Y ante esta realidad, el informe del primer año de gobierno de Claudia Sheinbaum pinta un país utópico, solo existente en el universo morenista, en tanto la división de poderes se disipa como niebla, la justicia se convierte en parodia y parte de la clase política opositora en el legislativo y dentro de los partidos políticos, simula indignación en lo público, mientras en lo privado aprieta las manos de quienes ostentan el poder. Porque en la élite política los pleitos son de mentira y en el pueblo, las diferencias son de verdad.

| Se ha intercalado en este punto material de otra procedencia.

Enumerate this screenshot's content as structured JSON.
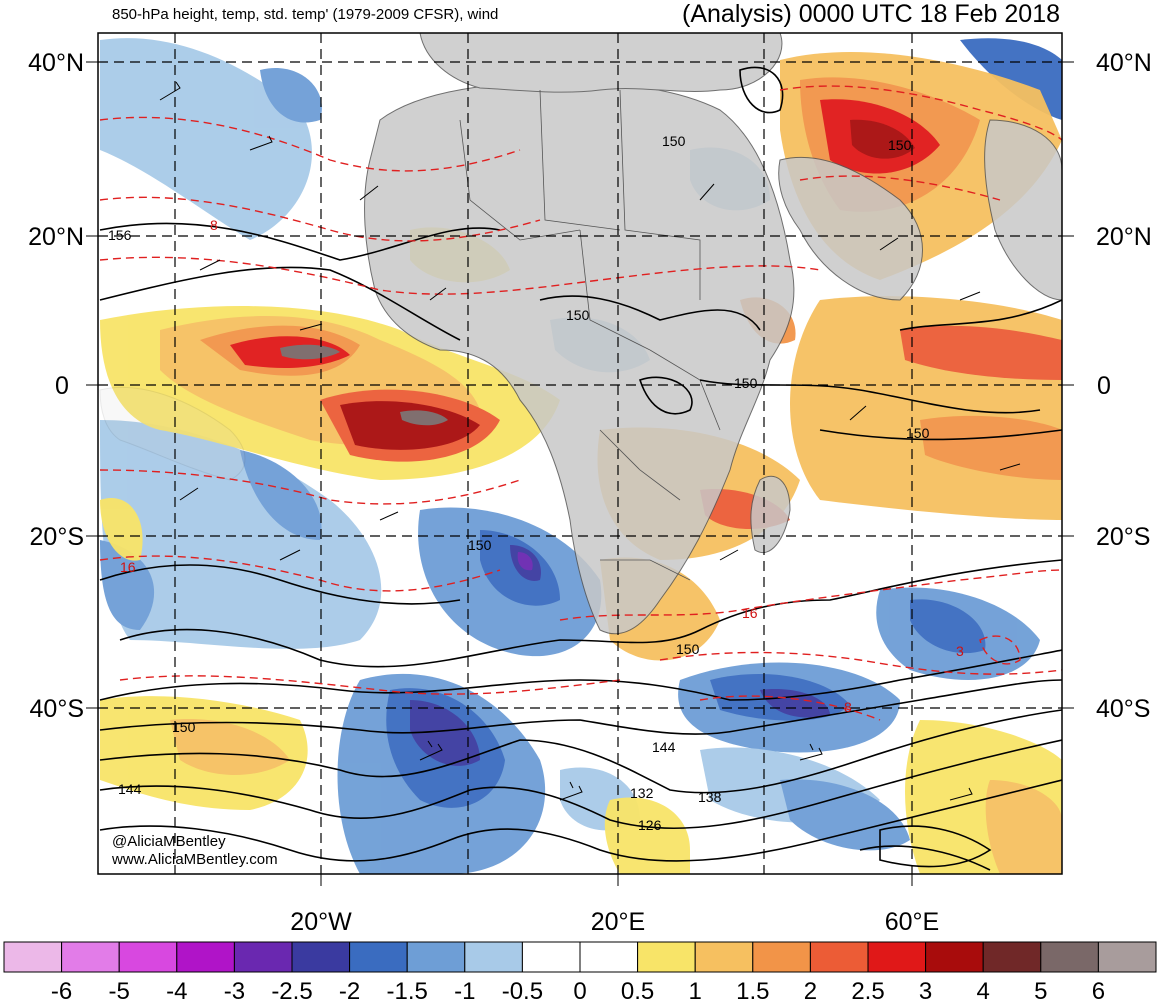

Y por si fuera poco, los descubiertos corruptos, lanzan amenazas para solicitar “reparación de daños” inexistentes, porque se saben protegidos e impunes, pero además, porque están entrelazados con quienes llegaron a las instituciones a través de la simulación democrática, mientras millones de mexicanos observan, como espectadores de una obra que creían concluida, el regreso de un México que, lejos de extinguirse, se reinventa con cada acto, cada sobre amarillo y cada milagro administrativo.
La política nacional, al final, parece un circo de tres pistas, donde los acróbatas del poder saltan de escándalo en escándalo y el pueblo paga la entrada una y otra vez, esperando el acto final que, por ahora, sigue tan lejano como la transformación prometida.